Ezra yang tidak mengalihkan pandangannya dari jalanan seketika tersenyum mendengar komentar Gia tersebut. Padahal, Ezra sama sekali tidak keberatan melakukan itu. Lagi pula, Ezra tidak mungkin juga meninggalkan teman sekaligus pacar temannya sendirian setelah mereka makan-makan tadi bersama Danish.

“Emang tadi lo pergi sama Danish ya, Zra?” tanya Gia, mengingat Danish yang tidak ikut pulang bersama mereka.

“Waktu pergi tadi iya, Gi. Bareng dari kantor. Biasalah, Danish mah anak nongkrong.”

“Anak nongkrong banget emang. Temen-temen gue aja sampai kenal sama Danish.”

“Gimana sama Jesa, Gi? Udah ada ngehubungin lo?”

Raut wajah Gia mendadak kesal ketika Ezra membahas tentang pacarnya itu. Sebab pria itu memang belum ada menghubunginya. Entah menunggu Gia menghubungi duluan atau malah sama sekali tidak berniat mengubungi karena ia sudah asik duluan di luar sana.

“Ah, elo mah, Zra ... ngapain sih bahas-bahas dia. Gue udah lupa padahal.” kata Gia sebal.

“Bukan gitu, Gi ... yang namanya masalah itu ya harus segera diselesaikan. Masalah kalau didiemin ntar makin gede terus makin susah buat diselesaiin.”
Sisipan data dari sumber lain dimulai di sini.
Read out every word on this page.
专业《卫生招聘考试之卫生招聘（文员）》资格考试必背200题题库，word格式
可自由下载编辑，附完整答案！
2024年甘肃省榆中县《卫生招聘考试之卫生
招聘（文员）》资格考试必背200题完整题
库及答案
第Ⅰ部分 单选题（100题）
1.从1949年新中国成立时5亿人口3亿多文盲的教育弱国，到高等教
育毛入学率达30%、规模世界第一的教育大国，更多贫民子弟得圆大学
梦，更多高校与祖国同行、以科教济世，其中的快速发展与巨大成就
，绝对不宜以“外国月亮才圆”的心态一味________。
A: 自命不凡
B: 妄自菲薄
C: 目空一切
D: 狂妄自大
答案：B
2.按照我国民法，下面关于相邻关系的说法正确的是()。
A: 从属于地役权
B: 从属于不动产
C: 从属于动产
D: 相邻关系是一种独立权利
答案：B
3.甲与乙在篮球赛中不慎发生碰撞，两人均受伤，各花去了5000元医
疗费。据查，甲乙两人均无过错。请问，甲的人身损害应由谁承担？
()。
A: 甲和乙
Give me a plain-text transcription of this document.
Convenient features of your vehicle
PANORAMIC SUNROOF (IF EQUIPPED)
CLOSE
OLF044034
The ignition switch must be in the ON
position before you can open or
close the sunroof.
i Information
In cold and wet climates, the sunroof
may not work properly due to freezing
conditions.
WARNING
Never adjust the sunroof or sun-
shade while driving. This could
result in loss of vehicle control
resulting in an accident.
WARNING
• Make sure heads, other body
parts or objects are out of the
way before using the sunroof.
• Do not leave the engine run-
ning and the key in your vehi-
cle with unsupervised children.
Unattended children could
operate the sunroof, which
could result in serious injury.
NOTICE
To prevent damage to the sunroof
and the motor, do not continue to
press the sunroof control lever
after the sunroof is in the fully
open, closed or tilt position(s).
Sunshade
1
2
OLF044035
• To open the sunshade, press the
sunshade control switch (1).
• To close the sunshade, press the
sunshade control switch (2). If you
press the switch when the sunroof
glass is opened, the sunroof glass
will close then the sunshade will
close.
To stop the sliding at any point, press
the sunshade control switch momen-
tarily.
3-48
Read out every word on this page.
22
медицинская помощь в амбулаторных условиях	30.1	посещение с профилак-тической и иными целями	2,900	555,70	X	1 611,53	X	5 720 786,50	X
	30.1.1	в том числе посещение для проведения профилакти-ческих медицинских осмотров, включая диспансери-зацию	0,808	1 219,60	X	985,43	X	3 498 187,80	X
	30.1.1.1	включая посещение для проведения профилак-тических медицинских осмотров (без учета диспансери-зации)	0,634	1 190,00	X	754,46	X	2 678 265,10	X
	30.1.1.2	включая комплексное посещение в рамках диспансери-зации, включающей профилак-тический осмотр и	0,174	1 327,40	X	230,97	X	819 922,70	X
Gia terdiam, melempar pandangannya ke luar jendela. Bukannya ia tak sadar dengan itu, tentu saja ia sangat paham dan bahkan telah melewati masa-masa itu lebih dari sekali bersama Jesatya. Akan tetapi malam ini, Gia hanya tidak ingin memikirkan soal itu.

“Ya udah, Gi. Jangan bete dong.” ujar Ezra. “Udah nyampe nih.”

Gia menengok, tidak sadar bahwa sejak tadi Ezra telah memasuki area gedung apartemen tempat dia tinggal. Gia menghela napas, entah mengapa merasa sedikit kecewa karena telah sampai di apartemennya. Padahal, ia ingin bercerita lebih banyak dengan Ezra.

 “Thanks lagi ya, Zra. Bukan cuma soal tumpangan tapi buat wejangan-wejangannya juga.” kata Gia setelah menutup pintu mobil Ezra.

“Wejangan apaan, sih? Ngejek lu.” balas Ezra membuat Gia tertawa.

Setelah meredakan tawanya, Gia mengulum senyum dan membalikkan tubuh, bermaksud untuk meninggalkan Ezra dan membiarkan pria itu pulang.

“Gia,” panggil Ezra.

Gia menghentikan langkah, memutar tubuhnya dan menatap Ezra.

Good night.” Ezra tersenyum sebelum melajukan mobilnya meninggalkan area gedung apartemen.